Gedanken für den Tag

von Klaus Schwertner, Generalsekretär der Caritas Wien. "Worauf es ankommt". Gestaltung: Alexandra Mantler

Freiwilliges Engagement

Ich hab Cornelius heute vor einem Jahr am Wiener Westbahnhof kennengelernt. Wie sehr viele andere kam auch er, um freiwillig in diesen intensiven Herbsttagen am Bahnsteig 1 zu helfen.

Zuvor arbeitete er als Investment-Banker in London. Und nun stand er da. Den Anzug gegen eine rote Caritas-Jacke getauscht. Bahnsteig 1 statt Londoner Bankenviertel. Lebensmittel ausgeben und Kleider sortieren statt Börsenkurse und Aktienoptionen.

Oder Kathi, die junge Studentin, die wochenlang den Info Desk beim Sachspendenlager geschupft hat. Sie war immer freundlich, schenkte jedem ein Lächeln und gab wichtige Informationen weiter. Ich bin überzeugt: Cornelius und Kathi und sind nicht die Ausnahme. Sie sind Teil einer lebendigen Zivilgesellschaft in unserem Land.

Zwei von hunderttausenden Menschen in ganz Österreich, die sich freiwillig engagieren. Mitunter seit sehr vielen Jahren und an sehr vielen unterschiedlichen Orten. Bei Hilfsorganisationen wie der Caritas.
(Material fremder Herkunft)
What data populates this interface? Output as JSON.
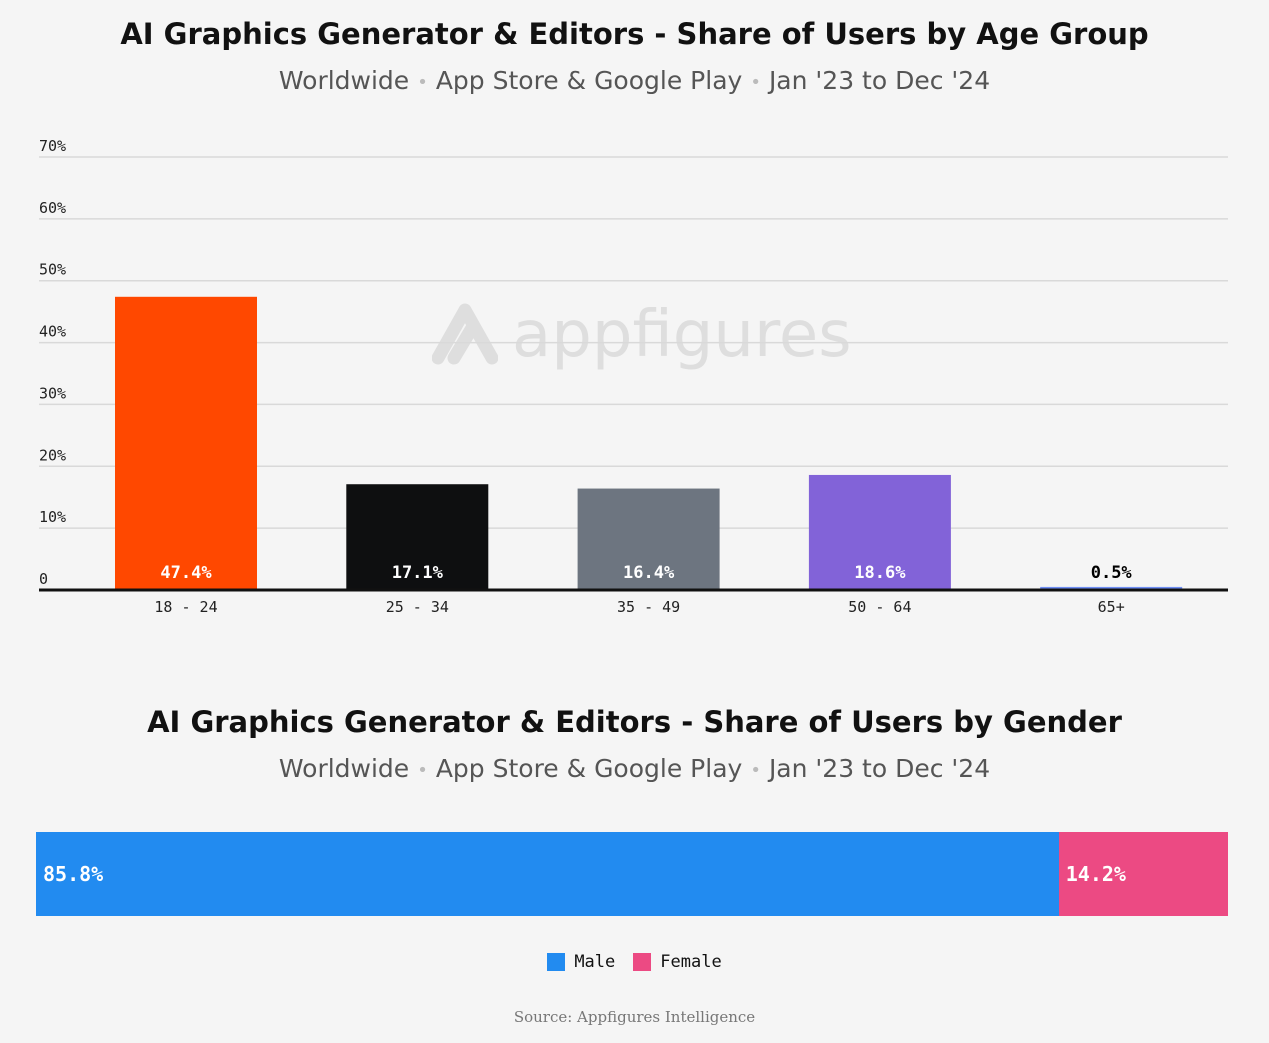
{
  "colors": {
    "background": "#f5f5f5",
    "grid": "#d9d9d9",
    "baseline": "#111111"
  },
  "watermark": {
    "text": "appfigures",
    "icon": "appfigures-logo-icon"
  },
  "source": "Source: Appfigures Intelligence",
  "chart_data": [
    {
      "type": "bar",
      "title": "AI Graphics Generator & Editors - Share of Users by Age Group",
      "subtitle_parts": [
        "Worldwide",
        "App Store & Google Play",
        "Jan '23 to Dec '24"
      ],
      "separator": "•",
      "categories": [
        "18 - 24",
        "25 - 34",
        "35 - 49",
        "50 - 64",
        "65+"
      ],
      "values": [
        47.4,
        17.1,
        16.4,
        18.6,
        0.5
      ],
      "value_labels": [
        "47.4%",
        "17.1%",
        "16.4%",
        "18.6%",
        "0.5%"
      ],
      "bar_colors": [
        "#ff4800",
        "#0e0f10",
        "#6d7580",
        "#8263d8",
        "#6f8ef5"
      ],
      "label_colors": [
        "#ffffff",
        "#ffffff",
        "#ffffff",
        "#ffffff",
        "#000000"
      ],
      "y_ticks": [
        0,
        10,
        20,
        30,
        40,
        50,
        60,
        70
      ],
      "y_tick_labels": [
        "0",
        "10%",
        "20%",
        "30%",
        "40%",
        "50%",
        "60%",
        "70%"
      ],
      "ylim": [
        0,
        70
      ],
      "grid": true
    },
    {
      "type": "bar",
      "stacked": true,
      "orientation": "horizontal",
      "title": "AI Graphics Generator & Editors - Share of Users by Gender",
      "subtitle_parts": [
        "Worldwide",
        "App Store & Google Play",
        "Jan '23 to Dec '24"
      ],
      "separator": "•",
      "series": [
        {
          "name": "Male",
          "value": 85.8,
          "label": "85.8%",
          "color": "#228bf0"
        },
        {
          "name": "Female",
          "value": 14.2,
          "label": "14.2%",
          "color": "#ec4a83"
        }
      ],
      "legend_position": "bottom-center"
    }
  ]
}
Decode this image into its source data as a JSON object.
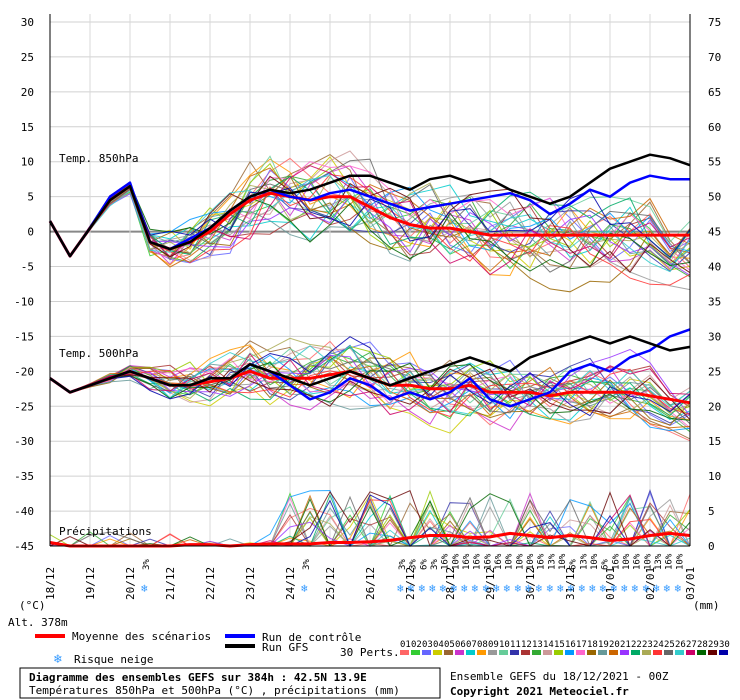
{
  "chart_data": {
    "type": "line",
    "title": "Diagramme des ensembles GEFS sur 384h : 42.5N 13.9E",
    "subtitle": "Températures 850hPa et 500hPa (°C) , précipitations (mm)",
    "run_info": "Ensemble GEFS du 18/12/2021 - 00Z",
    "copyright": "Copyright 2021 Meteociel.fr",
    "altitude": "Alt. 378m",
    "left_unit": "(°C)",
    "right_unit": "(mm)",
    "left_axis": {
      "range": [
        -45,
        30
      ],
      "ticks": [
        30,
        25,
        20,
        15,
        10,
        5,
        0,
        -5,
        -10,
        -15,
        -20,
        -25,
        -30,
        -35,
        -40,
        -45
      ]
    },
    "right_axis": {
      "range": [
        0,
        75
      ],
      "ticks": [
        75,
        70,
        65,
        60,
        55,
        50,
        45,
        40,
        35,
        30,
        25,
        20,
        15,
        10,
        5,
        0
      ]
    },
    "x_labels": [
      "18/12",
      "19/12",
      "20/12",
      "21/12",
      "22/12",
      "23/12",
      "24/12",
      "25/12",
      "26/12",
      "27/12",
      "28/12",
      "29/12",
      "30/12",
      "31/12",
      "01/01",
      "02/01",
      "03/01"
    ],
    "panel_labels": {
      "t850": "Temp. 850hPa",
      "t500": "Temp. 500hPa",
      "precip": "Précipitations"
    },
    "series": [
      {
        "name": "Moyenne des scénarios (850hPa)",
        "color": "#ff0000",
        "values": [
          1.5,
          -3.5,
          0.5,
          4.5,
          6.5,
          -1.5,
          -2.5,
          -1.5,
          0,
          2.5,
          4.5,
          5.5,
          5,
          4.5,
          5,
          5,
          3.5,
          2,
          1,
          0.5,
          0.5,
          0,
          -0.5,
          -0.5,
          -0.5,
          -0.5,
          -0.5,
          -0.5,
          -0.5,
          -0.5,
          -0.5,
          -0.5,
          -0.5
        ]
      },
      {
        "name": "Run de contrôle (850hPa)",
        "color": "#0000ff",
        "values": [
          1.5,
          -3.5,
          0.5,
          5,
          7,
          -1.5,
          -2.5,
          -1,
          0.5,
          3,
          5,
          6,
          5,
          4.5,
          5.5,
          6,
          5,
          4,
          3,
          3.5,
          4,
          4.5,
          5,
          5.5,
          4.5,
          2.5,
          4,
          6,
          5,
          7,
          8,
          7.5,
          7.5
        ]
      },
      {
        "name": "Run GFS (850hPa)",
        "color": "#000000",
        "values": [
          1.5,
          -3.5,
          0.5,
          4.5,
          6.5,
          -1.5,
          -2.5,
          -1.5,
          0.5,
          3,
          5,
          6,
          5.5,
          6,
          7,
          8,
          8,
          7,
          6,
          7.5,
          8,
          7,
          7.5,
          6,
          5,
          4,
          5,
          7,
          9,
          10,
          11,
          10.5,
          9.5
        ]
      },
      {
        "name": "Moyenne des scénarios (500hPa)",
        "color": "#ff0000",
        "values": [
          -21,
          -23,
          -22,
          -21,
          -20,
          -21,
          -22,
          -22,
          -21.5,
          -21,
          -20,
          -21,
          -21,
          -21,
          -20.5,
          -20,
          -21,
          -22,
          -22,
          -22.5,
          -22.5,
          -22,
          -23,
          -23,
          -23,
          -23.5,
          -23,
          -23,
          -23,
          -23,
          -23.5,
          -24,
          -24.5
        ]
      },
      {
        "name": "Run de contrôle (500hPa)",
        "color": "#0000ff",
        "values": [
          -21,
          -23,
          -22,
          -21,
          -20,
          -21,
          -22,
          -22,
          -21,
          -21,
          -19,
          -20,
          -22,
          -24,
          -23,
          -21,
          -22,
          -24,
          -23,
          -24,
          -23,
          -21,
          -24,
          -25,
          -24,
          -23,
          -20,
          -19,
          -20,
          -18,
          -17,
          -15,
          -14
        ]
      },
      {
        "name": "Run GFS (500hPa)",
        "color": "#000000",
        "values": [
          -21,
          -23,
          -22,
          -21,
          -20,
          -21,
          -22,
          -22,
          -21,
          -21,
          -19,
          -20,
          -21,
          -22,
          -21,
          -20,
          -21,
          -22,
          -21,
          -20,
          -19,
          -18,
          -19,
          -20,
          -18,
          -17,
          -16,
          -15,
          -16,
          -15,
          -16,
          -17,
          -16.5
        ]
      },
      {
        "name": "Moyenne des scénarios (précipitations)",
        "color": "#ff0000",
        "values": [
          0.5,
          0,
          0,
          0,
          0,
          0,
          0,
          0.2,
          0.2,
          0,
          0.2,
          0.3,
          0.3,
          0.3,
          0.5,
          0.5,
          0.6,
          0.8,
          1.2,
          1.5,
          1.5,
          1.2,
          1.3,
          1.8,
          1.5,
          1.2,
          1.5,
          1.2,
          0.8,
          1,
          1.5,
          1.8,
          1.5
        ]
      }
    ],
    "snow_risk_columns": [
      {
        "label": "3%",
        "slot": 3
      },
      {
        "label": "3%",
        "slot": 8
      },
      {
        "label": "3%",
        "slot": 11
      },
      {
        "label": "3%",
        "slot": 11.33
      },
      {
        "label": "6%",
        "slot": 11.67
      },
      {
        "label": "3%",
        "slot": 12
      },
      {
        "label": "16%",
        "slot": 12.33
      },
      {
        "label": "10%",
        "slot": 12.67
      },
      {
        "label": "16%",
        "slot": 13
      },
      {
        "label": "16%",
        "slot": 13.33
      },
      {
        "label": "16%",
        "slot": 13.67
      },
      {
        "label": "16%",
        "slot": 14
      },
      {
        "label": "10%",
        "slot": 14.33
      },
      {
        "label": "10%",
        "slot": 14.67
      },
      {
        "label": "10%",
        "slot": 15
      },
      {
        "label": "16%",
        "slot": 15.33
      },
      {
        "label": "13%",
        "slot": 15.67
      },
      {
        "label": "10%",
        "slot": 16
      },
      {
        "label": "6%",
        "slot": 16.33
      },
      {
        "label": "13%",
        "slot": 16.67
      },
      {
        "label": "10%",
        "slot": 17
      },
      {
        "label": "6%",
        "slot": 17.33
      },
      {
        "label": "16%",
        "slot": 17.67
      },
      {
        "label": "10%",
        "slot": 18
      },
      {
        "label": "16%",
        "slot": 18.33
      },
      {
        "label": "10%",
        "slot": 18.67
      },
      {
        "label": "13%",
        "slot": 19
      },
      {
        "label": "16%",
        "slot": 19.33
      },
      {
        "label": "10%",
        "slot": 19.67
      }
    ],
    "legend": {
      "mean": "Moyenne des scénarios",
      "control": "Run de contrôle",
      "gfs": "Run GFS",
      "snow": "Risque neige",
      "perts_label": "30 Perts.",
      "perts": [
        "01",
        "02",
        "03",
        "04",
        "05",
        "06",
        "07",
        "08",
        "09",
        "10",
        "11",
        "12",
        "13",
        "14",
        "15",
        "16",
        "17",
        "18",
        "19",
        "20",
        "21",
        "22",
        "23",
        "24",
        "25",
        "26",
        "27",
        "28",
        "29",
        "30"
      ],
      "pert_colors": [
        "#ff6666",
        "#33cc33",
        "#6666ff",
        "#cccc00",
        "#996633",
        "#cc33cc",
        "#00cccc",
        "#ff9900",
        "#999999",
        "#66cc99",
        "#3333aa",
        "#aa3333",
        "#33aa33",
        "#cc9999",
        "#99cc00",
        "#0099ff",
        "#ff66cc",
        "#996600",
        "#669999",
        "#cc6600",
        "#9933ff",
        "#00aa66",
        "#aaaa55",
        "#ff3333",
        "#666666",
        "#33cccc",
        "#cc0066",
        "#006600",
        "#660000",
        "#0000aa"
      ]
    }
  }
}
Bei der freiwilligen Feuerwehr. In Sport- oder Musikvereinen. In Pfarren oder ganz einfach in der Nachbarschaft.

Diese Menschen betreuen von Demenz betroffene Menschen. Sie sind rund um die Uhr in Alarmbereitschaft, wenn es brennt. Sie geben Kindern Nachhilfe, sie verteilen Essen an Obdachlose oder sie sind da, wenn nach einem Hochwasser tausende Keller ausgepumpt werden müssen.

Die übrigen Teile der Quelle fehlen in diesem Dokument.